This is an old blog that I started in 2006. I keep it because it has a lot of historical data and people still come here. As of September 2016, no new updates will be made here. All new blog posts and writing/publishing related news will be posted over on my new site at www.jenniferhudsontaylor.net.

Saturday, July 14, 2012

Touring Margaret Mitchell House & Rhodes Hall Castle

By Jennifer Hudson Taylor

A few years ago, we had the great pleasure of visiting the Margaret Mitchell House. Margaret is the famous author who wrote Gone With the Wind.

Margaret Mitchell House


Even though the house is a three-story home built in 1899, Margaret and her husband only lived in a small apartment downstairs and it was here where she wrote Gone With the Wind. The house was divided into a total of 10 apartments in 1919. Margaret and her husband, John Marsh moved into the tiny apartment in 1925 when the place was known as Crescent Apartments. The space was very small and they have Margaret's black typewriter on display with pieces of her original work, as well as letters she had written to family and friends. 

Margaret was born in 1900 and in 1918 she lost her fiance in WWI, as well as her mother to a flu epidemic not long after. A couple of years later, Margaret shocked Atlanta Society by performing a provocative dance at a debutante ball and had a whirlwind romance with Berrien "Red" Upshaw, a bootlegger. The marriage didn't last long with financial problems forcing her to write for the Atlanta Journal Sunday Magazine. They divorced in 1924 and she married John Marsh within the year. He was a former suitor and an editor at the paper.

Margaret began writing Gone With the Wind and it took her 10 years to complete. It was finally published in 1936, and made into a movie starring Clark Gable and Vivian Leigh in 1939. It was only 10 years later in 1949 when Margaret was struck by a car while crossing the street and killed.

Most people would agree that Gone With the Wind is probably the greatest novel with the most copies ever sold and is still selling today. The same goes for the movie. It has become a classic. I was almost heartbroken when I was 12 and discovered that Margaret Mitchell wrote no other books.

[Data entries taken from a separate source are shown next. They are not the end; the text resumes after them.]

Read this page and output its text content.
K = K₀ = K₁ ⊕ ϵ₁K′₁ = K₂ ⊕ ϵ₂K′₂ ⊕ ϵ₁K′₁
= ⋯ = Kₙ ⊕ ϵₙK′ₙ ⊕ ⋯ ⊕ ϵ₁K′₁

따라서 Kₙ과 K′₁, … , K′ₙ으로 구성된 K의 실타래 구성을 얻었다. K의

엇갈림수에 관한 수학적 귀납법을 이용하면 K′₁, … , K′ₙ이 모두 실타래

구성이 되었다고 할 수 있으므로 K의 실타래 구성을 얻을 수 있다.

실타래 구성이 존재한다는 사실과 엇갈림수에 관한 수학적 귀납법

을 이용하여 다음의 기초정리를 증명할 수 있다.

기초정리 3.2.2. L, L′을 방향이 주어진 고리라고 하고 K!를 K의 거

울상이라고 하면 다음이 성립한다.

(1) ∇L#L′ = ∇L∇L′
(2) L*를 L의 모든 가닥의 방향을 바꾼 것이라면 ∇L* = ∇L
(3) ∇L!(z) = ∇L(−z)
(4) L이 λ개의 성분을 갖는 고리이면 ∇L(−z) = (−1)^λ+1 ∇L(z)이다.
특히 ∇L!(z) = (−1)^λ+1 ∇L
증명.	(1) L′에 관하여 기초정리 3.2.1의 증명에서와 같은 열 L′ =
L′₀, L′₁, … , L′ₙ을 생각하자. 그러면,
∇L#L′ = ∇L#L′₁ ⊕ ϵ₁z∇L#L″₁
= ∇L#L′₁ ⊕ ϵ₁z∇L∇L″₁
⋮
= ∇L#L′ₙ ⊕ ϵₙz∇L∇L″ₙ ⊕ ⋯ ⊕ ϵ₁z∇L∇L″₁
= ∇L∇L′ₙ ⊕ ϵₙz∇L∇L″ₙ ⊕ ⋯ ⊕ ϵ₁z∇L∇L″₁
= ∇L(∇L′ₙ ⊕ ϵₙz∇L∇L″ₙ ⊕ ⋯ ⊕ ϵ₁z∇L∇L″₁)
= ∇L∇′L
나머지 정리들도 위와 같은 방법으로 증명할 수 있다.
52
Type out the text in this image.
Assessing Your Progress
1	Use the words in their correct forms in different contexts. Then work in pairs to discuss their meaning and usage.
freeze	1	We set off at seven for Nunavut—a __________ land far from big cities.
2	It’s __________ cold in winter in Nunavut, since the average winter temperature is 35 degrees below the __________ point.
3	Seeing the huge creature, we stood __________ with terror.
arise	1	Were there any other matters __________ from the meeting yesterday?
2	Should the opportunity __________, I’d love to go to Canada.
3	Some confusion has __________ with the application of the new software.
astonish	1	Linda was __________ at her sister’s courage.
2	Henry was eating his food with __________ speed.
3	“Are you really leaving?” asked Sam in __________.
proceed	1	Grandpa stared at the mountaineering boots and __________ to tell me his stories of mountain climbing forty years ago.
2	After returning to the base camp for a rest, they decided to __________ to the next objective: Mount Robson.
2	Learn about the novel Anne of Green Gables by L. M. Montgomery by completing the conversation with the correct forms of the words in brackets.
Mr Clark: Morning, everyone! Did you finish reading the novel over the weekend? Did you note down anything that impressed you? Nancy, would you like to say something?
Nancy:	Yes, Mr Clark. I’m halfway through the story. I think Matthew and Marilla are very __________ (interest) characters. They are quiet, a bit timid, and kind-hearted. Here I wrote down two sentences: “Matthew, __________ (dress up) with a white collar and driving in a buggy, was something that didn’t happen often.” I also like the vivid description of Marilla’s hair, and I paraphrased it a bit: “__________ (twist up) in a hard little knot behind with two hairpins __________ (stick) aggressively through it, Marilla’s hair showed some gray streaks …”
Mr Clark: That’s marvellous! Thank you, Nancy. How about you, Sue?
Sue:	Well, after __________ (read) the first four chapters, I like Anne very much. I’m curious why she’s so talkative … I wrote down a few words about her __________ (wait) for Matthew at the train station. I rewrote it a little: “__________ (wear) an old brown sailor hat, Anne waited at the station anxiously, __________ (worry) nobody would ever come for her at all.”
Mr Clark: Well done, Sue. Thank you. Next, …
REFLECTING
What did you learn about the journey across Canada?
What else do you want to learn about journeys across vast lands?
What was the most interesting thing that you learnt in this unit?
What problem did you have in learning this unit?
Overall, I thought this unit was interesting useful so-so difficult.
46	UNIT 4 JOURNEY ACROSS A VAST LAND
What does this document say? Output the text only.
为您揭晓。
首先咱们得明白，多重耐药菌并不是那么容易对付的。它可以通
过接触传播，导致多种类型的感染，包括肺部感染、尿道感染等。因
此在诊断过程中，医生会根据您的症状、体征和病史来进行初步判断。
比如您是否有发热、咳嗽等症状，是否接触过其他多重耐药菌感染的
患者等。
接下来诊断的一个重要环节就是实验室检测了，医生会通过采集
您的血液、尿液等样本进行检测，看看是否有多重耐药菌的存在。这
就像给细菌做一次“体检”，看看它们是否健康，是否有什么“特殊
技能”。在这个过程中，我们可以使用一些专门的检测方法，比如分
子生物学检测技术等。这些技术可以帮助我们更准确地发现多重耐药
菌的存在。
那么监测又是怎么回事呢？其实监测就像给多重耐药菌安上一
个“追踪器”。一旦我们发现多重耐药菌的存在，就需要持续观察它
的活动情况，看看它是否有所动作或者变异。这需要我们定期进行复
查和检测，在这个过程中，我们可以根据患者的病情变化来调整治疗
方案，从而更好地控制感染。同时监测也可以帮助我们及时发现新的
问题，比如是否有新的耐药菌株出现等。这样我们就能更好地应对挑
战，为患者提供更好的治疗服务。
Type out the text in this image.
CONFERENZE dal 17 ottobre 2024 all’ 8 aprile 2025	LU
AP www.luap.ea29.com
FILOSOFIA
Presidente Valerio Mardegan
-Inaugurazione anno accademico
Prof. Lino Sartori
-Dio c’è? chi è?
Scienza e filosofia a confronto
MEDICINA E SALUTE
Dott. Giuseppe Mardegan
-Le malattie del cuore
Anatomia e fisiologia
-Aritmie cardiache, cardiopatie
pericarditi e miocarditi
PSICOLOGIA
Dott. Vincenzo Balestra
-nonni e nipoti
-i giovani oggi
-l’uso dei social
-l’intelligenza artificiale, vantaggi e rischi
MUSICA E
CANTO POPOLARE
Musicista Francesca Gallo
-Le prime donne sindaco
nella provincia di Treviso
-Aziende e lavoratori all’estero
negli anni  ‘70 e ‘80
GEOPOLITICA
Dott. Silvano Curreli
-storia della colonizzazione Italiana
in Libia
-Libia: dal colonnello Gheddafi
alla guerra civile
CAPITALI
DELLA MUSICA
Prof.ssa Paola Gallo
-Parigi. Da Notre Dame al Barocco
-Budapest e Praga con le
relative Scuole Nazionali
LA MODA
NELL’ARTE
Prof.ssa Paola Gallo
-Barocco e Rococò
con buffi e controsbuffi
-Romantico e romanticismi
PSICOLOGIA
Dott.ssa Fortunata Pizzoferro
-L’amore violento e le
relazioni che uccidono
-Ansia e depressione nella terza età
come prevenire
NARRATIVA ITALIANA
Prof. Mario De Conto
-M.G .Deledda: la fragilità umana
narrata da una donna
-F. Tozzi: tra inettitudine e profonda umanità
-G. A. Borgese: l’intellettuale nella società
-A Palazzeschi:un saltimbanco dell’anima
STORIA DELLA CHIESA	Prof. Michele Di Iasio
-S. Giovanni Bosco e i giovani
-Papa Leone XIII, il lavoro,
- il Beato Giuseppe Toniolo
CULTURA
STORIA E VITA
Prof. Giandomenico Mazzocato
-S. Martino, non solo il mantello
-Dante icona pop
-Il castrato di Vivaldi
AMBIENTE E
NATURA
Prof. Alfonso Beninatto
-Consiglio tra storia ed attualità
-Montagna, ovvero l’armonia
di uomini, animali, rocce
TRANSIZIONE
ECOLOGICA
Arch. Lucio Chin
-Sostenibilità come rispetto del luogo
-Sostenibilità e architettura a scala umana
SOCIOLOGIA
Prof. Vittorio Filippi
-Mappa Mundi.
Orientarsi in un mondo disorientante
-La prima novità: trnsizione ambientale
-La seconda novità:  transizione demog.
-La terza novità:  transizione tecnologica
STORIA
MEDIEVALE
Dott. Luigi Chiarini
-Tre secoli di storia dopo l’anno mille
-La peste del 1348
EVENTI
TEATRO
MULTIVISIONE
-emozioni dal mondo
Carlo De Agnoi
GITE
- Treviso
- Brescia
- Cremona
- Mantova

Can you imagine spending that much time on one book? My first book took me several years, but when I decided to get serious about it, the project really took me 2 years. Then I began finishing at least one book per year, and now that I have deadlines, I'm trying to complete a book every 6 months.Some of my unpublished manuscripts will probably be rewritten--again at some point.


I discovered some things when I went to Atlanta and visited the Margaret Mitchell House and Museum. She wrote the ending first. None of her chapters were written in order. How does one write like this? I've never written a book out of sequence order, yet I hear that other authors do this all the time.

(The portrait of Scarlett O'Hara was used in the Gone With the Wind Movie.)

People criticized Gone With the Wind. They complained it was too long. The editors didn't like the name of her heroine, so Katie Scarlett O'Hara was a revised name. Margaret Mitchell didn't turn in one complete and tidy manuscript to her editor. She dumped it on him with various chapters in different manila envelopes in no particular order. He had to buy another suitcase so he could get the manuscript home.

She was a closet writer--she didn't want people to know she was writing a book. I've lost count of the number of times an editor has requested my work and my husband got excited and told everyone. Then the rejection would come and I'd be so embarrassed. Now I don't care if they understand or not. I know it's a blessing just to have the request, especially after they've already reviewed my partial. Something in my writing had to be good enough to pique their interest.

Rhodes Hall Castle


Rhodes Hall Castle was built by the man that started Rhodes furniture. He loved the European castles and wanted his home to have that kind of look. During Margret Mitchell's time, the house became the holding for the city's archives and records, so Margaret spent some time at this house researching history for her novel. It's down the street from her house, so we took a short walk and toured this beautiful home, as well.

Our guide took us to the top of the tower where we were able to go out and look over the city of Atlanta. It was beautiful, but windy. I could imagine writing a number of novels from the tower. I'm sure Margaret Mitchell enjoyed doing her research here. The house contains a carved mahogany staircase with stained and painted glass windows depicting the rise and fall of the Confederacy from Fort Sumter to Appomattox. It includes medallion portraits of several Confederate officers.

In 1901 construction on the house began. They hauled granite stone from Stone Mountain on the other side of Atlanta. It was built in the Romanesque Revival style and completed in 1904. It was wired for electricity and has over 300 light bulbs and call buttons, something that was very rare for most 1904 homes.

Have you been to either one of these homes for a visit?

4 comments:

I have never been, but you have made me want to go!

Emma, When I was posting this, it made me want to go back for another visit. Hope u get a chance to visit sometime soon!

This past March I visited Atlanta for a week and spent a day at the Margaret Mitchell home, museum, and the home that was the model for Tara in GWTW. The flowers were in full bloom everywhere. It was really beautiful. Did you visit the Callaway home and gardens outside Atlanta? Really breathtaking!

Jeanette, Yes, I believe we visited the Callway home, but our trip was a few years ago. I'd like to go back and visit again.